This repository contains an implementation of the Quantum Deep Q-learning algorithm and its application to the FrozenLake and CartPole environments as in :
- Paper : Quantum agents in the Gym: a variational quantum algorithm for deep Q-learning
- Authors : Skolik, Jerbi and Dunjko
- Date : 2021
Hyperparameters | Frozen-Lake | Cart-Pole | Explanation |
---|---|---|---|
n_layers | 5,10,15 | 5 | number of layers |
gamma | 0.8 | 0.99 | discount factor for Q-learning |
w_input | True, False | train weights on the model input | |
w_output | True, False | train weights on the model output | |
lr | 0.001 | 0.001 | model parameter learning rate |
lr_input | 0.001 | input weight learning rate | |
lr_output | 0.1 | output weight learning rate | |
batch_size | 11 | 16 | number of samples shown to optimizer at each update |
eps_init | 1. | 1. | initial value for ε-greedy policy |
eps_decay | 0.99 | 0.99 | decay of ε for ε -greedy policy |
eps_min | 0.01 | 0.01 | minimal value of ε for ε-greedy policy |
train_freq | 5 | 10 | steps in episode after which model is updated |
target_freq | 10 | 30 | steps in episode after which target is updated |
memory | 10000 | 10000 | size of memory for experience replay |
data_reupload | True, False | use data re-uploading | |
loss | SmoothL1 | SmoothL1 | loss type : MSE, L1 or SmoothL1 |
optimizer | RMSprop | RMSprop | optimizer type : SGD, RMSprop, Adam, ... |
total_episodes | 3500 | 5000 | total training episodes |
n_eval_episodes | 5 | 5 | number episodes to evaluate the agent |
The experiments in the paper are reproduced using PyTorch for optimization, PennyLane for quantum circuits and Gym for the environments.
- Option 1 : Open in Colab. You can activate the GPU in Notebook Settings.

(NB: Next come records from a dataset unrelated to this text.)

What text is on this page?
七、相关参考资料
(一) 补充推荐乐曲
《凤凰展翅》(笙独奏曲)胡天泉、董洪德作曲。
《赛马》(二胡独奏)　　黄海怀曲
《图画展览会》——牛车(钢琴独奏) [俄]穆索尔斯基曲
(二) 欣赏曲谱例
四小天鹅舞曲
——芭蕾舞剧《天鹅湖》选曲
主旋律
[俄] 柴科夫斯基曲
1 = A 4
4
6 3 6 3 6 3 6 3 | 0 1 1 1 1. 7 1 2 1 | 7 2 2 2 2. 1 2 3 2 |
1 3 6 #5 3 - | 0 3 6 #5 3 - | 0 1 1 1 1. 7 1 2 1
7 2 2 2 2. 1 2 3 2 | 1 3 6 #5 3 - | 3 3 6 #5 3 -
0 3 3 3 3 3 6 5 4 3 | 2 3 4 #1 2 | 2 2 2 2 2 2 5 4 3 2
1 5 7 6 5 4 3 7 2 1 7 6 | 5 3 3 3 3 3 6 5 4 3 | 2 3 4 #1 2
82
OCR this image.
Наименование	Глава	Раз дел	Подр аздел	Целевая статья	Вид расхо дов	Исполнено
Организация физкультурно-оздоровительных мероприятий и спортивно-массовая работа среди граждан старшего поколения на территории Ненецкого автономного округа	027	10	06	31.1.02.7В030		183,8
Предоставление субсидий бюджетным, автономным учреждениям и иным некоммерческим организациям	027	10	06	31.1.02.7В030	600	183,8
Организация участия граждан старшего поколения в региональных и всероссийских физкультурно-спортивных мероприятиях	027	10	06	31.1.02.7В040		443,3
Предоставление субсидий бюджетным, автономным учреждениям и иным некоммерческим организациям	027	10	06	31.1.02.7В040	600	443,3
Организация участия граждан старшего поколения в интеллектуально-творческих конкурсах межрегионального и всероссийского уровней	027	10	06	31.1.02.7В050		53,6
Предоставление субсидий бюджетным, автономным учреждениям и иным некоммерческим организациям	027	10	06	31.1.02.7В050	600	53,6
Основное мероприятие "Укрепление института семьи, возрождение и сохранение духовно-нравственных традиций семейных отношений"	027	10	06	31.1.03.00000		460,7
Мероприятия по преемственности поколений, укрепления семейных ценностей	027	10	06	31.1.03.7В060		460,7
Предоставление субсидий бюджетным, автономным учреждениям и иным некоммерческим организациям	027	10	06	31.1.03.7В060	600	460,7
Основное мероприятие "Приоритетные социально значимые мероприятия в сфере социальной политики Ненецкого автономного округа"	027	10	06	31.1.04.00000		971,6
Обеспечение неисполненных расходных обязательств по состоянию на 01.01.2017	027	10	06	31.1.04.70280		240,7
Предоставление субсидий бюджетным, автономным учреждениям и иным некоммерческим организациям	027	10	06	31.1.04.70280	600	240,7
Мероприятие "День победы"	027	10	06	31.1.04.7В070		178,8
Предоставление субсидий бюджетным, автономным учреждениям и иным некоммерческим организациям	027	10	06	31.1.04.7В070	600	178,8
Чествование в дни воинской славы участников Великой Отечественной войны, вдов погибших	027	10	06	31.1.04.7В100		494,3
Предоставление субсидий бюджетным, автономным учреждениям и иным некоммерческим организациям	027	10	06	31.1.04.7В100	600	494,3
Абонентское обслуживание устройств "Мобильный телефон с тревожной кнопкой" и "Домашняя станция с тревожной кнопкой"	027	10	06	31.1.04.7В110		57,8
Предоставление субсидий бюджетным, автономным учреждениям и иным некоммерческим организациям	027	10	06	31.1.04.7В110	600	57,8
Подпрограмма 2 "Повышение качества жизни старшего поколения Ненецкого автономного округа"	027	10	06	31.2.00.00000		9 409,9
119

- Option 2 : Run on local machine. First, you need to install :
$ pip install gym torch torchvision pennylane tensorboard
You can run an experiment using the following command :
$ cd cart_pole/
$ python train.py
You can set your own hyperparameters :
$ cd cart_pole/
$ python train.py --batch_size=32
The list of hyperparameters is given above and accessible via :
$ cd cart_pole/
$ python train.py --help
To monitor the training process using tensorboard :
$ cd cart_pole/
$ python train.py
$ tensorboard --logdir logs/
The hyperparameters, checkpoints, training and evaluation metrics are saved in the logs/ folder.
You can test your agent by passing the path to your logged model.
$ cd cart_pole/
$ python test.py --path=logs/exp_name/ --n_eval_episodes=10
Trained agents are also provided in the logs folder.
$ cd cart_pole/
$ python test.py --path=logs/input_only/ --n_eval_episodes=10
The circuit output is multiplied by 90 if no output weight is available.
Setting | Average Reward | Hyperparameters and Checkpoints |
---|---|---|
No Weights | 181 | cart_pole/logs/no_weights/ |
Input Weights | 200 | cart_pole/logs/input_only/ |
Output Weights | 101 | cart_pole/logs/output_only/ |
Input and Output Weights | 199 | cart_pole/logs/input_output/ |